I do think the 'break glass' approach is still important, because there could be situations in which two separate modules might want to share parameters, but also have their own, different set of locally scoped parameters. In that case, you'd need two separate instances, so the first, dual-method approach would not work. That is, if I understand things correctly.
This is definitely a real use case, but in almost all cases I've seen of this the cleanest way to implement it is to refactor the modules into 3 parts. One module containing any common parameters/logic and the other two use that module and apply whatever other logic/params they need on top.
class Common(hk.Module):
@property
def w(self):
return hk.get_parameter(..)
def __call__(self, x):
return something(x, self.w)
class ModuleA(hk.Module):
def __init__(self, common: Common, name):
super().__init__(name=name)
self.common = common
def __call__(self, x):
w = self.common.w # direct reference to `w` if needed.
return something_else(x, w)
class ModuleB(hk.Module):
def __init__(self, common: Common, name):
super().__init__(name=name)
self.common = common
def __call__(self, x):
x = self.common(x) # Use param and math from common
return something_else_again(x)
def f(x):
common = Common()
mod_a = ModuleA(common)
mod_b = ModuleB(common)
return common(x), mod_a(x), mod_b(x)Typically the break glass mechanism makes sense in a large existing codebase, where the cost of refactoring in order to try a given idea is very high (e.g. as you proposed in your original comment, trying to make two independent modules share a specific parameter).

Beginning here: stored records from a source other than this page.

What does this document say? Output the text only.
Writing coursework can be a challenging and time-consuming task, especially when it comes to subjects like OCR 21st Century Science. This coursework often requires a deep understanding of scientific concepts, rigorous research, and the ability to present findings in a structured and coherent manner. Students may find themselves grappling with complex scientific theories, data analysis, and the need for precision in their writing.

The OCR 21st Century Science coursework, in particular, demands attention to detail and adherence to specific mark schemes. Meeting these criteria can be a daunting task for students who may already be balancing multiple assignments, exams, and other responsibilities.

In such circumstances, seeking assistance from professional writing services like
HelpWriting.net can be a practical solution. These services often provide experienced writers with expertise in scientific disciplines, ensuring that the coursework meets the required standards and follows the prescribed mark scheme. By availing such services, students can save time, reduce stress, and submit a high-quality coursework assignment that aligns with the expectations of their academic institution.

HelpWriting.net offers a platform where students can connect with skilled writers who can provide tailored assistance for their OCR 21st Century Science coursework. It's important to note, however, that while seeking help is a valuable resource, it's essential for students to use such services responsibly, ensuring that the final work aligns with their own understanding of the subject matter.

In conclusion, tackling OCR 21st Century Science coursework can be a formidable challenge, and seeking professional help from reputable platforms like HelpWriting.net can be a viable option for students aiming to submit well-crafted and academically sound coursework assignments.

Would this be a good summary of what you are saying?
Overriding principle:
- every parameter instance should be owned by exactly one
hk.Moduleinstance (not class) - only the owner of a parameter should directly use the parameter in a computation
In cases where you want to use the same parameter in two different computations (like embed / de-embed)
- express both computations as member functions of one
hk.Moduleclass - instantiate the class once
- use that single instance as a shared sub-module where you want to use one or more of its computations
Apologies for the delay.
every parameter instance should be owned by exactly one hk.Module instance (not class)
Agreed.
only the owner of a parameter should directly use the parameter in a computation
This is more nuanced. Your code will probably be simpler if this is the case so maybe it is a sensible default.
However, I think it is fine create accessors on module instances for parameters, and then use those accessors outside of the module instance. I tried to show this in the Common example above. In one of these uses I call the __call__ method of the module. In the other use I get the parameter directly using common.w. Both are safe.
express both computations as member functions of one hk.Module class
instantiate the class once
use that single instance as a shared sub-module where you want to use one or more of its computations
I think this is a neat way to design things and parameter sharing is very clear here.
Great, thanks so much Tom.
However, I think it is fine create accessors on module instances for parameters, and then use those accessors outside
of the module instance. I tried to show this in the Common example above. In one of these uses I call the__call__
method of the module. In the other use I get the parameter directly using common.w. Both are safe.
Yes - this answers the other question I had - what if you wanted to share a parameter in two different computations, but no part of the computational logic of the parameter is shared. ( missed that in your example at first). Your example above seems to cover all the cases I can think of. And it does so all through composition of modules.
In my opinion, the parameter sharing tutorial would be much improved if it had your above snippet, as it really answers this question most directly.